The FD newspaper, which also received a copy of the letter, published sections in which the authors ask for “whistleblower status” to air their grievances, which also include “integrity” concerns.
ABN said in its response that the bank wasn’t sure the letter was actually written by employees and it was not clear why they would communicate by anonymous group letter rather than the bank’s internal communications, which include whistleblower protections.
Former ABN chairwoman Olga Zoutendijk was forced out nine months ago over differences about her “leadership style”.
Zoutendijk, an outsider hired from Standard Chartered, pushed for the early departure of former CEO Gerrit Zalm, a former finance minister deeply embedded within the country’s ruling elite.
The Dutch government retains a 56 percent stake in ABN after its nationalization during the 2008 financial crisis.
Zalm left a year before his term expired in 2017, followed by Zoutendijk herself.
New CEO Kees van Dijkhuizen was promoted from CFO and said that calm had been restored.
According to the FD report, the managers are concerned about the bank’s lack of vision.

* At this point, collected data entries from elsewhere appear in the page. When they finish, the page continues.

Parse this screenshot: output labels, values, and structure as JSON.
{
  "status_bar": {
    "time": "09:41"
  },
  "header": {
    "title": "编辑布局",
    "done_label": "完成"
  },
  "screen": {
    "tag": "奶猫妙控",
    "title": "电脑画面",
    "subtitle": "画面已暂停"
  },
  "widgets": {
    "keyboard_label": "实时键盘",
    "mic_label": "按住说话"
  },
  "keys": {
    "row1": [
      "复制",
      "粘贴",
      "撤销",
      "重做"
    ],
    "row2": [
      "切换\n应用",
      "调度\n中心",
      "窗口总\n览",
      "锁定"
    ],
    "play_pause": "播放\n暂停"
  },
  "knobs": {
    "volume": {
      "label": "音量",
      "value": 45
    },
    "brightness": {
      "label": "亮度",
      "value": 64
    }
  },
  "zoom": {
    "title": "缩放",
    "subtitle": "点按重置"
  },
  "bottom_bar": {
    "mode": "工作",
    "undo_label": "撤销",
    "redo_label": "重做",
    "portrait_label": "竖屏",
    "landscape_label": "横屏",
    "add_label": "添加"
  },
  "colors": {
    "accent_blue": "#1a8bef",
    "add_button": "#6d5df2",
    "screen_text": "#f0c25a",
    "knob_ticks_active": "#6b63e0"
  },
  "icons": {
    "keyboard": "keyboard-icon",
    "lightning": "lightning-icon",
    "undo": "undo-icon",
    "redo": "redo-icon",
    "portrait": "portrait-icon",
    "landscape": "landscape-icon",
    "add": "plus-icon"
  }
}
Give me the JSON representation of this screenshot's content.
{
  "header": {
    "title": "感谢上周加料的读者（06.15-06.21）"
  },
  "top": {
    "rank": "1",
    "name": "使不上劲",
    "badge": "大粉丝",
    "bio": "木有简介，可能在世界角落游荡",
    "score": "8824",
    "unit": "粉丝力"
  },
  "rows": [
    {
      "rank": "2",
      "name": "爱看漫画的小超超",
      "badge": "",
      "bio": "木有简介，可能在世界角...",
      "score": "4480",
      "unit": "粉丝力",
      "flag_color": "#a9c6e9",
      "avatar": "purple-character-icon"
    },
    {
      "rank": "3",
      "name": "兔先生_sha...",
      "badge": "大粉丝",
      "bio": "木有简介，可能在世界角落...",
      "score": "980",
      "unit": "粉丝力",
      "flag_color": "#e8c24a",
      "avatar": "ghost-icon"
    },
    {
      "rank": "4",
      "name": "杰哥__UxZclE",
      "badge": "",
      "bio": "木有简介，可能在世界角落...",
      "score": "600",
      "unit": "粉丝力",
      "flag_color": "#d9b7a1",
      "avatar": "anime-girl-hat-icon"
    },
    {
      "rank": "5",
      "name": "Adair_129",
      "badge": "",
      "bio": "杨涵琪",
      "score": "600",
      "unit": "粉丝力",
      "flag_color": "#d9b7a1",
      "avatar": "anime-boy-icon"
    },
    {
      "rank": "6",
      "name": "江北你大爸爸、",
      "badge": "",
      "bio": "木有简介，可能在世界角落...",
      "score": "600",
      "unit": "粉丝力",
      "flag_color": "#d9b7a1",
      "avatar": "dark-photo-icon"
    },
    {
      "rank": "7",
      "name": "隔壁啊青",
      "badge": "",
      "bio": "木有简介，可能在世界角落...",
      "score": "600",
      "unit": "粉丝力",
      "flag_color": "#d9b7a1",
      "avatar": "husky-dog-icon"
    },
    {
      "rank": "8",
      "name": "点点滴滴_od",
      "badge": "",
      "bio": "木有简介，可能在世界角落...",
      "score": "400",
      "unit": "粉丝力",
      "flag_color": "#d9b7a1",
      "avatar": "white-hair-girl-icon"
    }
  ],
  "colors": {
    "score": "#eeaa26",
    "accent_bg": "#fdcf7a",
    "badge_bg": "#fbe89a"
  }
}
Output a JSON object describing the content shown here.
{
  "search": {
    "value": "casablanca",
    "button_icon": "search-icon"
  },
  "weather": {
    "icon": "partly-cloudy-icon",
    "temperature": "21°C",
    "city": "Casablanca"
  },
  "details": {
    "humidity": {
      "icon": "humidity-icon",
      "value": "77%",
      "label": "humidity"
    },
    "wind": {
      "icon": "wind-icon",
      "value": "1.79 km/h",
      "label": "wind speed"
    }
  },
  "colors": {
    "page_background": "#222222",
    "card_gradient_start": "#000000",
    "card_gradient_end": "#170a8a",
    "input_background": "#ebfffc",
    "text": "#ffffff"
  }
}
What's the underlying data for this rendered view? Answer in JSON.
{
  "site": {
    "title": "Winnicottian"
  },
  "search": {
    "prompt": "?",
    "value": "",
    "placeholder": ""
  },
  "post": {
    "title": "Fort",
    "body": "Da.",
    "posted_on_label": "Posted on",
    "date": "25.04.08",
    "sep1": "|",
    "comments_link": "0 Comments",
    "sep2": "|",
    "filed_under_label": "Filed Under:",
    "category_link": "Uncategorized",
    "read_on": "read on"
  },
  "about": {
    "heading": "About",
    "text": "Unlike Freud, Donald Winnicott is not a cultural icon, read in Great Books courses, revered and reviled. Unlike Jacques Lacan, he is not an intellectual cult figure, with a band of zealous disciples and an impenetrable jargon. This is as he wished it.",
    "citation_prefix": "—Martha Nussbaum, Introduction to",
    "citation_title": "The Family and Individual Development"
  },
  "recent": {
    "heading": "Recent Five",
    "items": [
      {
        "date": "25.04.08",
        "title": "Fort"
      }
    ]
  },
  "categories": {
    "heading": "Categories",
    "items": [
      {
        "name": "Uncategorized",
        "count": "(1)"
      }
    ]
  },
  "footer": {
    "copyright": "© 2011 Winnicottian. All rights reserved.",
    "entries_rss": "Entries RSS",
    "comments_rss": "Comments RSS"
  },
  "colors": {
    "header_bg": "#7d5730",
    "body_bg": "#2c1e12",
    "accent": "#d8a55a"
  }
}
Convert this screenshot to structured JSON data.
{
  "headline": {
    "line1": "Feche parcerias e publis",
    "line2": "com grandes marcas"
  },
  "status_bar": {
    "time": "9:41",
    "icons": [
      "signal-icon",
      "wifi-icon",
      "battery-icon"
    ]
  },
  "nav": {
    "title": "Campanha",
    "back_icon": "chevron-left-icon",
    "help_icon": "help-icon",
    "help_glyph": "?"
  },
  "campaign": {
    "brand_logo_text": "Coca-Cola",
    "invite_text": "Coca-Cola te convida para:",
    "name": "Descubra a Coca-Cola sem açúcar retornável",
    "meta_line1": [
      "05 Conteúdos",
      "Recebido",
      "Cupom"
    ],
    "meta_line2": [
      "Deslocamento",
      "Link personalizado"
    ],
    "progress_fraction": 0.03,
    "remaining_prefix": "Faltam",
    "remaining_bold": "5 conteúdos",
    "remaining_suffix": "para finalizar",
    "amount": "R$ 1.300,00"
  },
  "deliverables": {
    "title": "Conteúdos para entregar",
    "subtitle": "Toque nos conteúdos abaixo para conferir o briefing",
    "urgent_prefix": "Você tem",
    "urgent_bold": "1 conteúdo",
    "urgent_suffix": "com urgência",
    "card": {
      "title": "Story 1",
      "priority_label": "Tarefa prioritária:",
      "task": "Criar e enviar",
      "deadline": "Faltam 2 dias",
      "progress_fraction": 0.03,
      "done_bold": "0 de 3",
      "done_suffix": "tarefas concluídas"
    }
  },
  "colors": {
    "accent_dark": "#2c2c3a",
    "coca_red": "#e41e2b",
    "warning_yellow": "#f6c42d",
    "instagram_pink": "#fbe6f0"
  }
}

Zoutendijk had pushed for ABN’s investment banking arm to do more business abroad, but in the letter managers complain those plans have been rolled back under Van Dijkhuizen and new chairman Tom de Swaan, a former member of the country’s central bank.
ABN’s current strategic vision is to remain a profitable Dutch-focused bank and to grow its private banking business in Northwest Europe.
This month ABN reported a third quarter net profit of 725 million euros ($830 million), up from 673 million a year earlier.